The second hazard and unfinished business concerns assumptions about what tuning the guitar might be in. The common enthusiasm
to round things to MIDI note numbers and equal temperament should be avoided. It is surprising how little work has been
done on how people actually tune their guitars. It is certainly far from equal temperament. I did a quick survey
of guitar tuning moments on on-line videos of well-established guitarists. The stories of how electronic tuners don’t work
are very common. I often observe careful tuning with an electronic tuner and then fine adjustments away from equal temperament
during the first verse of the song. Some performers simply tune entirely by ear from perhaps a tuning fork or single
reference.
It’s important for me that further complications of this situation be taken into account because I see the bar
being set rather low on evaluations of new pitch detectors for guitar. Unless you are only interested in transcription you have to
work harder to characterize the sounds carefully and not assume the guitar is in tune, or is played in tune or has stable tuning.
So before I reveal this final complication and more unfinished business I need to explain why I built a concrete guitar at CNMAT.

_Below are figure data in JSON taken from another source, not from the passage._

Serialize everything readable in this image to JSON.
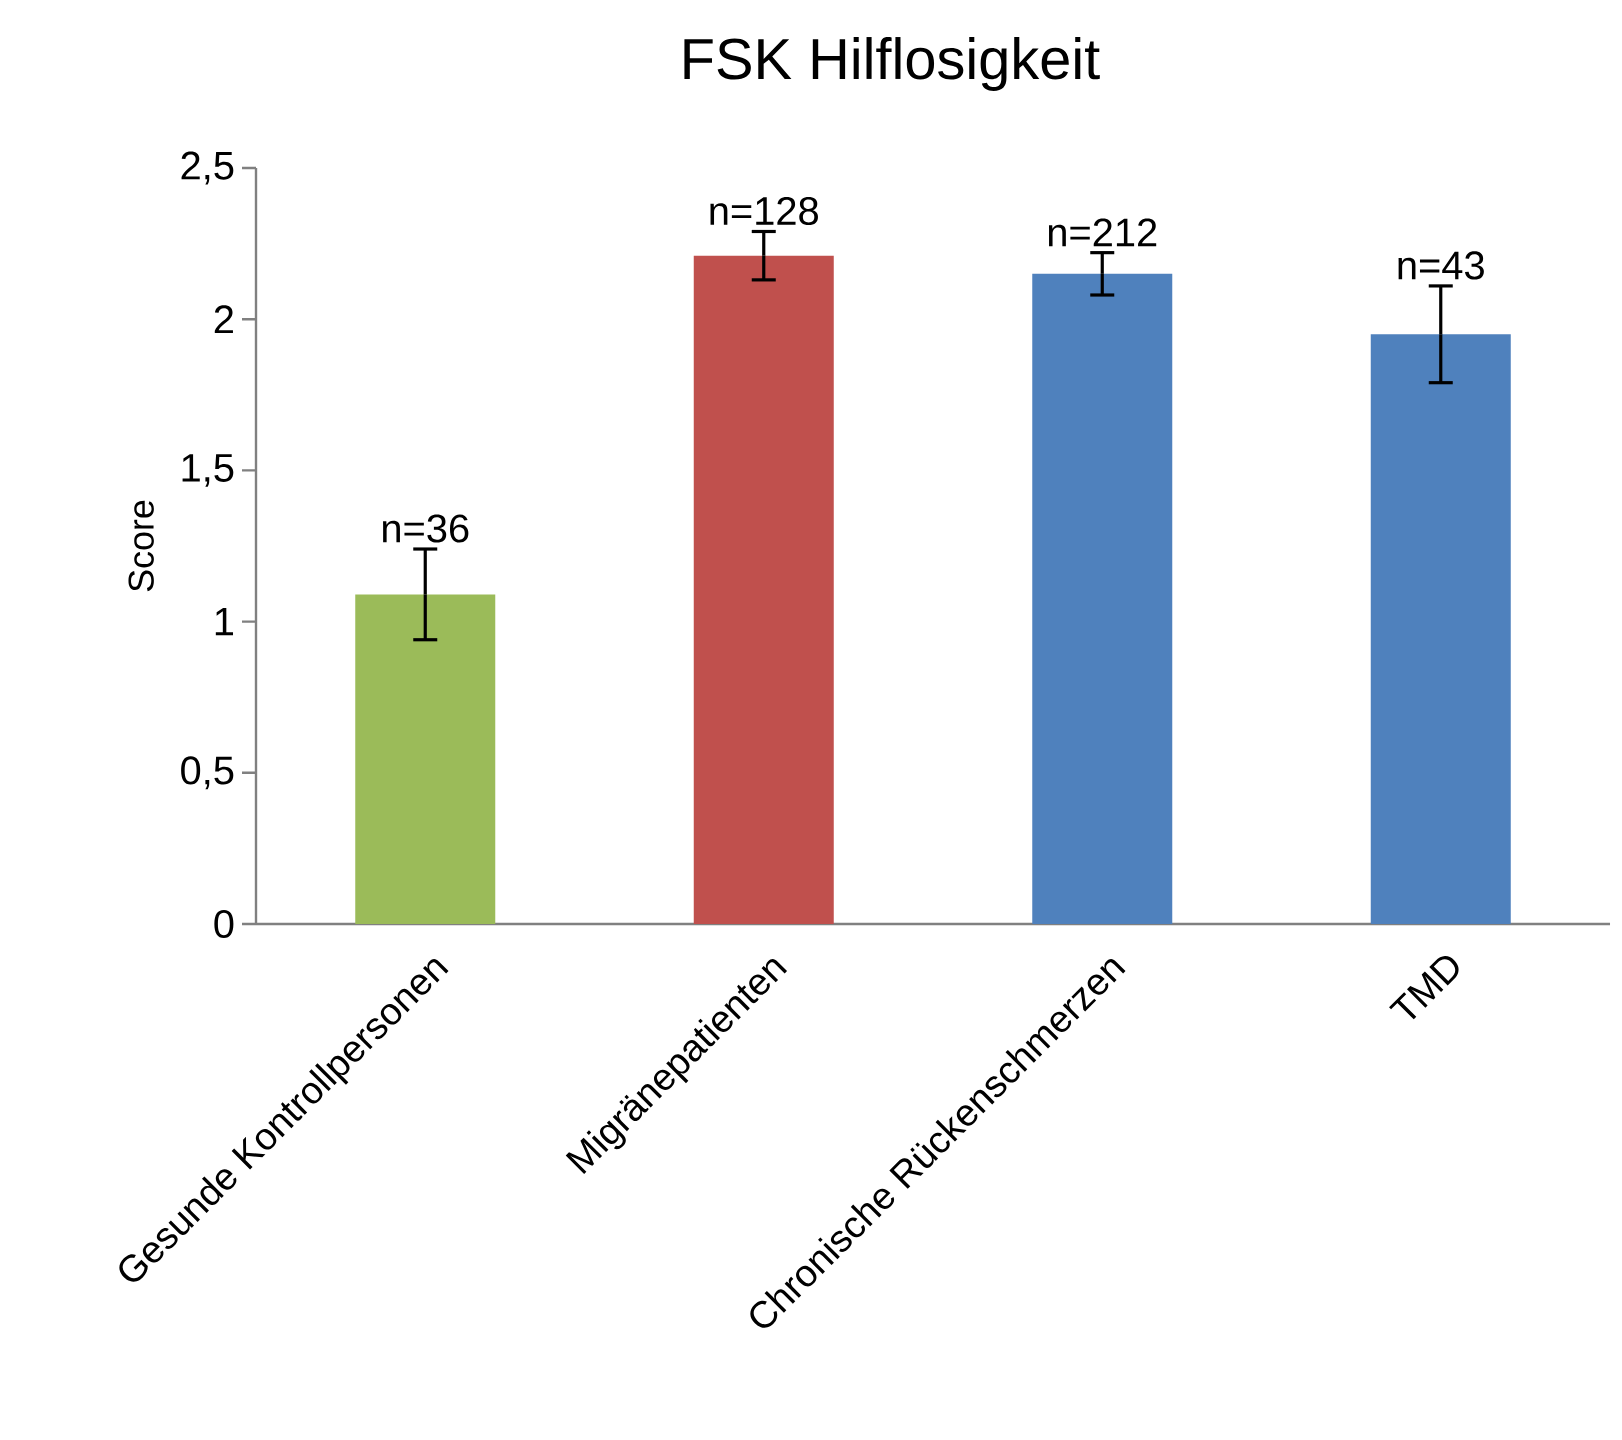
{
  "chart_data": {
    "type": "bar",
    "title": "FSK Hilflosigkeit",
    "ylabel": "Score",
    "categories": [
      "Gesunde Kontrollpersonen",
      "Migränepatienten",
      "Chronische Rückenschmerzen",
      "TMD"
    ],
    "values": [
      1.09,
      2.21,
      2.15,
      1.95
    ],
    "colors": [
      "#9bbb59",
      "#c0504d",
      "#4f81bd",
      "#4f81bd"
    ],
    "errors": [
      0.15,
      0.08,
      0.07,
      0.16
    ],
    "ylim": [
      0,
      2.5
    ],
    "yticks": [
      0,
      {
        "value": 0.5,
        "label": "0,5"
      },
      1,
      {
        "value": 1.5,
        "label": "1,5"
      },
      2,
      {
        "value": 2.5,
        "label": "2,5"
      }
    ],
    "annotations": [
      {
        "text": "n=36",
        "x": "Gesunde Kontrollpersonen",
        "y": 1.24
      },
      {
        "text": "n=128",
        "x": "Migränepatienten",
        "y": 2.29
      },
      {
        "text": "n=212",
        "x": "Chronische Rückenschmerzen",
        "y": 2.22
      },
      {
        "text": "n=43",
        "x": "TMD",
        "y": 2.11
      }
    ]
  }
}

Osman Ishvan and I developed a new magnetic pickup for guitars which could separate the horizontal and vertical components of the
lateral wave. The idea was that horizontal wave would be a better thing to analyze for fundemental frequency estimation because it
would have less cross talk induced by the vertical component moving the top plate of the guitar. (In that account the guitar is
considered being played lapstyle). I found a block of concrete at the base of a wall outside the 1750 Arch Street building
and installed strings and our new pickup there onto concrete anchors. The idea was to eliminate the mechanical cross-talk
and confirm that we had designed the magnet circuit well enough to eliminate cross talk from magnetic coupling between
the strings. This was successful. What we discovered installing the pickup on actual guitars was that more than half the
crosstalk (communication between strings) was from motion of the neck which is not a good idea to engineer out of
your guitar. So here is the rub: strings coupled this way entrain each other to new vibrational frequencies. How much and when
depends on the chord you might be playing and the tuning of the guitar and which strings are coupling. This is another
reason why a double training loop might be interesting - but we may have to include techniques akin to those used for
audio source separation to mitigate or exploit the important string coupling.